🤖 AI Summary
Existing financial retrieval methods struggle to simultaneously achieve semantic matching, document structure understanding, and domain-specific knowledge reasoning, while lacking benchmarks for evaluating multi-step reasoning capabilities. Method: We propose “agent-based retrieval”—a paradigm that decomposes retrieval into two quantifiable, sequential reasoning stages—and introduce FinAgentBench, the first large-scale benchmark for financial multi-step reasoning retrieval, comprising 3,429 expert-annotated instances covering document-type identification and key-passage localization. Our evaluation framework is designed to accommodate context-length constraints, and we integrate sparse-dense hybrid retrieval with LLM-driven multi-step reasoning, validated via targeted fine-tuning. Contribution/Results: FinAgentBench fills a critical gap in evaluating financial retrieval agents, providing an open-source dataset, standardized metrics, and empirical evidence that agent-based decomposition and domain-adaptive fine-tuning significantly improve retrieval performance.
📝 Abstract
Accurate information retrieval (IR) is critical in the financial domain, where investors must identify relevant information from large collections of documents.
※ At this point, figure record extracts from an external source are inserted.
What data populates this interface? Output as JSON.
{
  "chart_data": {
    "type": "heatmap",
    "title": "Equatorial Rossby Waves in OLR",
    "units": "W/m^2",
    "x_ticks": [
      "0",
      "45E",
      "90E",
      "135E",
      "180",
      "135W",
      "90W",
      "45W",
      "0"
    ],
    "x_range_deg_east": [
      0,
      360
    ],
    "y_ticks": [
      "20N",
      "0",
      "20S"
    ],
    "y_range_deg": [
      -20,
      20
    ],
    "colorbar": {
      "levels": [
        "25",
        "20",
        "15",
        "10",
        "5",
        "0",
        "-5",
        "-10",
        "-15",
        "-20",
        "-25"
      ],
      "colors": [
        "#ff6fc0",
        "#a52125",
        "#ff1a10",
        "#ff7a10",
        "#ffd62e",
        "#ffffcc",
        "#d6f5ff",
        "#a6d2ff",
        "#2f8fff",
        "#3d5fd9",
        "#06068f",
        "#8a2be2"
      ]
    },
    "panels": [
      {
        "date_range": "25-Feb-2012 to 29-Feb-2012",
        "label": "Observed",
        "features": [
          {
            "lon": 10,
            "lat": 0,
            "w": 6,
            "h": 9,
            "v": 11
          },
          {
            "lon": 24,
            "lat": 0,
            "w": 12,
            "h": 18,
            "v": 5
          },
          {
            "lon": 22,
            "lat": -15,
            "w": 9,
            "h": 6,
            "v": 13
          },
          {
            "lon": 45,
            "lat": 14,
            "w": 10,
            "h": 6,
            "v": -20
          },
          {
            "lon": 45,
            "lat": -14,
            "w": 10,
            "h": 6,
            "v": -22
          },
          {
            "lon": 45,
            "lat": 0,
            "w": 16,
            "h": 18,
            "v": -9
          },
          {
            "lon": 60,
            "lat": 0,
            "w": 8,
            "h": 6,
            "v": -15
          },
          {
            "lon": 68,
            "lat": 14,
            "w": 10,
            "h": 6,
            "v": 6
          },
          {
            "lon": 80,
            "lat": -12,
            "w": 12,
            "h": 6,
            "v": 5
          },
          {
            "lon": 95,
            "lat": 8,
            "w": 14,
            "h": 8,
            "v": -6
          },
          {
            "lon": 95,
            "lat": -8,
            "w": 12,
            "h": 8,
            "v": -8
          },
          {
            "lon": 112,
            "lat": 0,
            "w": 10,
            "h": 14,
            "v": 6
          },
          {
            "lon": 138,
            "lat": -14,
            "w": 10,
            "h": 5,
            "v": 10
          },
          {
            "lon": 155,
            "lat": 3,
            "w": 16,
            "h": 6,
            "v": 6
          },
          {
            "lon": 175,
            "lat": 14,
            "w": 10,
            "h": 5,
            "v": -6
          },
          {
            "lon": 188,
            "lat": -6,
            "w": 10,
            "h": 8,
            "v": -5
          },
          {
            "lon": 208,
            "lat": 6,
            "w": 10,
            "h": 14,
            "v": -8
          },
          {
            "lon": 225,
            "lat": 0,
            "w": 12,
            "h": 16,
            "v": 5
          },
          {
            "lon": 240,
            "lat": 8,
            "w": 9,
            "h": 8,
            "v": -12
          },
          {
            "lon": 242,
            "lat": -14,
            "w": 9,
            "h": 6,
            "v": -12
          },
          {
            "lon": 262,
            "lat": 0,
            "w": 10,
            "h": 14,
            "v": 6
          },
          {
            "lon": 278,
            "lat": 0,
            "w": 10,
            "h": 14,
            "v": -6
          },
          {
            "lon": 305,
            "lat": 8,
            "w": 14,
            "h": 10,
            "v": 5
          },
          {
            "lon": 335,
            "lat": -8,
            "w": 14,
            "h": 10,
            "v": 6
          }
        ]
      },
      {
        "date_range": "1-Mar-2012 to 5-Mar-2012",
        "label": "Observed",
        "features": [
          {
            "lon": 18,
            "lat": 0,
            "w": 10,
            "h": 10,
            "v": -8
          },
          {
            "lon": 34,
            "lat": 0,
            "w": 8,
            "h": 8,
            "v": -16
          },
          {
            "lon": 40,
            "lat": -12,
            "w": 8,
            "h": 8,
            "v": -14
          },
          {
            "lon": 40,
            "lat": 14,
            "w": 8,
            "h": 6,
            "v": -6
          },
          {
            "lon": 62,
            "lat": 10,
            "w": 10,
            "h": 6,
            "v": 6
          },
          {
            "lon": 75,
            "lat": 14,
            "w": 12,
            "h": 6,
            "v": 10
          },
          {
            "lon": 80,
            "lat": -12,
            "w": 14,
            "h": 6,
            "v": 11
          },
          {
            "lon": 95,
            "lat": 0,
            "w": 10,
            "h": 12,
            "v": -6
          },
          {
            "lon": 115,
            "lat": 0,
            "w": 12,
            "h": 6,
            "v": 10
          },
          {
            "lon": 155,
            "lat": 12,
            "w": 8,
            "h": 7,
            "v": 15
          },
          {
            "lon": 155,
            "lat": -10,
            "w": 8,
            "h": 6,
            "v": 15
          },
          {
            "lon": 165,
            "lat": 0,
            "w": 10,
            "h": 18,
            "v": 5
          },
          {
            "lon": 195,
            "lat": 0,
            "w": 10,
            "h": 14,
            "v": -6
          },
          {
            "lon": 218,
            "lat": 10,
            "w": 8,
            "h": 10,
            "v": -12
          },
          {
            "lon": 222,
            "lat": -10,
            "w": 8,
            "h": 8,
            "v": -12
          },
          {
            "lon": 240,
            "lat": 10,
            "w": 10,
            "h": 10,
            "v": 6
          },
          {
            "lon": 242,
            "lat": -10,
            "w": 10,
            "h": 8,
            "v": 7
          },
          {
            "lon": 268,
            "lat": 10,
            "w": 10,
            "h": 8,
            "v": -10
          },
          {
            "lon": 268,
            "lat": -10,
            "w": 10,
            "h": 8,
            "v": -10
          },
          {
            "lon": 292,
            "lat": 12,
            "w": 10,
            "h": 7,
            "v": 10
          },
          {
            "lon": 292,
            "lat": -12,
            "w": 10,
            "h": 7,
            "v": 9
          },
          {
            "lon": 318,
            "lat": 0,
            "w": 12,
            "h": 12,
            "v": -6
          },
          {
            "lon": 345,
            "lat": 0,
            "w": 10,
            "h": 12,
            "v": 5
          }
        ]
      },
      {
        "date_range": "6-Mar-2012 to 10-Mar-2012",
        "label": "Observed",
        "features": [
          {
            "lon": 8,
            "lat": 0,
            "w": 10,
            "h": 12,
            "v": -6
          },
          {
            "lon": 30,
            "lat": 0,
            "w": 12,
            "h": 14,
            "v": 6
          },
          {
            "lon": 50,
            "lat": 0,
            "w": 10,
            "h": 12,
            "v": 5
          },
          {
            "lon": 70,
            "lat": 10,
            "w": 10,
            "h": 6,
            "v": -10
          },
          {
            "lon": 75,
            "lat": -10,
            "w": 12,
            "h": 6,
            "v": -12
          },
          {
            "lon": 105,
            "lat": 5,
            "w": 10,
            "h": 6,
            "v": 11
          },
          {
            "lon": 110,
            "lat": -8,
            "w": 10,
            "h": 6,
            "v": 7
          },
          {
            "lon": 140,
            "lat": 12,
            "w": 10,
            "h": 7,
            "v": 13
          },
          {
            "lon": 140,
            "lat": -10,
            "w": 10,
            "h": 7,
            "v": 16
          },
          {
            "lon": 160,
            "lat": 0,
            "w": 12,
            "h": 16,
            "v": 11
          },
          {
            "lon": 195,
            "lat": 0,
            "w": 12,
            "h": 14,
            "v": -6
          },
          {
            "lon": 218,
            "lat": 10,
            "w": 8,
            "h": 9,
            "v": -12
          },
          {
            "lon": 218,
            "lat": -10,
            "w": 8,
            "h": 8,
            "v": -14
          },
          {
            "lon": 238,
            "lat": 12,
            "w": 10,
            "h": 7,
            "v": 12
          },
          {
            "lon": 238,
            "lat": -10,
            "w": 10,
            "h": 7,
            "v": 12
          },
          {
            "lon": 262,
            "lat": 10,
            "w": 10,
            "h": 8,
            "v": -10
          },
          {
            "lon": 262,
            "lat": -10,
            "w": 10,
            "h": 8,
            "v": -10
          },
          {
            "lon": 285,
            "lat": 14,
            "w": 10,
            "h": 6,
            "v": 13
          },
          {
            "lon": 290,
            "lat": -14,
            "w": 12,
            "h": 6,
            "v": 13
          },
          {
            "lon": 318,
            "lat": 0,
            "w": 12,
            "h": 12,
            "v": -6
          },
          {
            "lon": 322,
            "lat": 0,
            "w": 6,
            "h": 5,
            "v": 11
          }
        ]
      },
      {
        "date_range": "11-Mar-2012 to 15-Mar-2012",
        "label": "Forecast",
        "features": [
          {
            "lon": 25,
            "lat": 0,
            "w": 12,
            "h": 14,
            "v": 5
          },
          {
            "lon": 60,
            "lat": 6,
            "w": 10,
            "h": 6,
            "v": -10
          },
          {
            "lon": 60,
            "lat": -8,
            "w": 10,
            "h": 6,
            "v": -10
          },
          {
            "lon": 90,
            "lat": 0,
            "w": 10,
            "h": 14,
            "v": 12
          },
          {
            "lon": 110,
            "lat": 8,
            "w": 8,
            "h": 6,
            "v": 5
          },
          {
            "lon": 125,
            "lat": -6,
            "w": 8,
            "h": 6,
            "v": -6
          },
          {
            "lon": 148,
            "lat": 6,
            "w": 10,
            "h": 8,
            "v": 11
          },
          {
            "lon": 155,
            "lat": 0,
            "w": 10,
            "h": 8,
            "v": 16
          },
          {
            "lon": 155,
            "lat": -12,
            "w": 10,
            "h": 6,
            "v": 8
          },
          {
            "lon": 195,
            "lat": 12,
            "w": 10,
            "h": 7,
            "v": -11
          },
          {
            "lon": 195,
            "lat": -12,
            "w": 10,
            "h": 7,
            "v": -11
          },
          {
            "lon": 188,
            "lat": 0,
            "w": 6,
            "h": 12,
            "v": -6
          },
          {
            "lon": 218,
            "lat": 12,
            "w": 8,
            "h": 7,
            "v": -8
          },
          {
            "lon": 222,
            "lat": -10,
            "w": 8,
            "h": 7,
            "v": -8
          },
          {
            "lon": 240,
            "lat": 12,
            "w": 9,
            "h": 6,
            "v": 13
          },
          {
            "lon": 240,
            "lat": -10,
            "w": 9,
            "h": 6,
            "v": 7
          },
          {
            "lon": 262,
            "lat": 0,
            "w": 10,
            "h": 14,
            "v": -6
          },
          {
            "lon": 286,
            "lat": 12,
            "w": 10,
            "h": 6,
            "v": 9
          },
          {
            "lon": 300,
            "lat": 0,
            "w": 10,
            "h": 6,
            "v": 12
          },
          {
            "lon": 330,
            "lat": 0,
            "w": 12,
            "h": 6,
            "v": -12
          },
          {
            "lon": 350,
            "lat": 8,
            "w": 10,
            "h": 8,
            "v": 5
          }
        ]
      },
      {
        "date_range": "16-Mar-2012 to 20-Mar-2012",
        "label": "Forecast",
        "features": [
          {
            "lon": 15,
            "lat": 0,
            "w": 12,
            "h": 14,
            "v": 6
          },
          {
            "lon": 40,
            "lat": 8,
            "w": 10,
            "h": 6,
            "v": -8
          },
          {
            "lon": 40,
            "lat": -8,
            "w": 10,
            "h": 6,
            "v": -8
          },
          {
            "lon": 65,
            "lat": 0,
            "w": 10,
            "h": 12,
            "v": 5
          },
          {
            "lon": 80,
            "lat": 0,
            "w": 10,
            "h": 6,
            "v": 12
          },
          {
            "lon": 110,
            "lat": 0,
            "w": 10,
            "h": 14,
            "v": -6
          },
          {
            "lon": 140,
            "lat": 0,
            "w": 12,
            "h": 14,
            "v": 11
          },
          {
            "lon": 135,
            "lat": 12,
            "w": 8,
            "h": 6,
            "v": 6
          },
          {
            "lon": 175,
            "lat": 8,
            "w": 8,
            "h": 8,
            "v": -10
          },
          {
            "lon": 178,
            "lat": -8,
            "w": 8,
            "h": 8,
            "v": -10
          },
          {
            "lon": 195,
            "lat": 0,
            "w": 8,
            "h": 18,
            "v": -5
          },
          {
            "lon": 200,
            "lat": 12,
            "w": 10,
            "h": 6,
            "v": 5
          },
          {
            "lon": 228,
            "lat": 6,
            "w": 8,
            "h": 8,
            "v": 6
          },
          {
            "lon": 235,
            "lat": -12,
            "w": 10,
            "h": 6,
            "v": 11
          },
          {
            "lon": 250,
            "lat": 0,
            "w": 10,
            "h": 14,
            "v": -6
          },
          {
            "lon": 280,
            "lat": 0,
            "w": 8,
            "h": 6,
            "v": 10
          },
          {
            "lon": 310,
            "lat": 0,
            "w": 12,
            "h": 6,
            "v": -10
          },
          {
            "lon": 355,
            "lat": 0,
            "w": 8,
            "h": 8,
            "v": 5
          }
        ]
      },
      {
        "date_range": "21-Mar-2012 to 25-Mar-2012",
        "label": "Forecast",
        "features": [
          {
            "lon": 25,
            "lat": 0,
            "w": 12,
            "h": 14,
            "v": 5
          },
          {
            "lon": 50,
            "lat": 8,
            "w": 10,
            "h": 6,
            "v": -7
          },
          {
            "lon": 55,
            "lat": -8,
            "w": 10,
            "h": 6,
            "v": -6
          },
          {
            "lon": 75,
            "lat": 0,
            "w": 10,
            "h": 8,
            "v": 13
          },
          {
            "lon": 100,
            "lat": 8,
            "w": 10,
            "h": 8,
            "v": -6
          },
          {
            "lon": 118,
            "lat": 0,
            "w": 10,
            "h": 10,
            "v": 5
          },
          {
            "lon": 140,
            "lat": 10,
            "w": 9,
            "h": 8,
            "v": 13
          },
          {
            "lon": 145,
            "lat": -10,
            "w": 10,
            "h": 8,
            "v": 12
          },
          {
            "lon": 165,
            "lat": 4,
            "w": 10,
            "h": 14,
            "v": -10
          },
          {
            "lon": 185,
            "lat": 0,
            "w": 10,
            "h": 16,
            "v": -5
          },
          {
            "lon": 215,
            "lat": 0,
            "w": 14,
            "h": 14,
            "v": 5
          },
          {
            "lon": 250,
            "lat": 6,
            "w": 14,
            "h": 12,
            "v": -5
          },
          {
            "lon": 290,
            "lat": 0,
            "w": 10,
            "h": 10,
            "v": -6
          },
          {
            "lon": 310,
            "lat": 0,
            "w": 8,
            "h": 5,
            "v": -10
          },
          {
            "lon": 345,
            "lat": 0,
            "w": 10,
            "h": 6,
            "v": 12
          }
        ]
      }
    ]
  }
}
Traditional IR methods-whether sparse or dense-often fall short in retrieval accuracy, as it requires not only capturing semantic similarity but also performing fine-grained reasoning over document structure and domain-specific knowledge. Recent advances in large language models (LLMs) have opened up new opportunities for retrieval with multi-step reasoning, where the model ranks passages through iterative reasoning about which information is most relevant to a given query. However, there exists no benchmark to evaluate such capabilities in the financial domain. To address this gap, we introduce FinAgentBench, the first large-scale benchmark for evaluating retrieval with multi-step reasoning in finance -- a setting we term agentic retrieval. The benchmark consists of 3,429 expert-annotated examples on S&P-100 listed firms and assesses whether LLM agents can (1) identify the most relevant document type among candidates, and (2) pinpoint the key passage within the selected document. Our evaluation framework explicitly separates these two reasoning steps to address context limitations. This design enables to provide a quantitative basis for understanding retrieval-centric LLM behavior in finance. We evaluate a suite of state-of-the-art models and further demonstrated how targeted fine-tuning can significantly improve agentic retrieval performance. Our benchmark provides a foundation for studying retrieval-centric LLM behavior in complex, domain-specific tasks for finance. We will release the dataset publicly upon acceptance of the paper and plan to expand and share dataset for the full S&P 500 and beyond.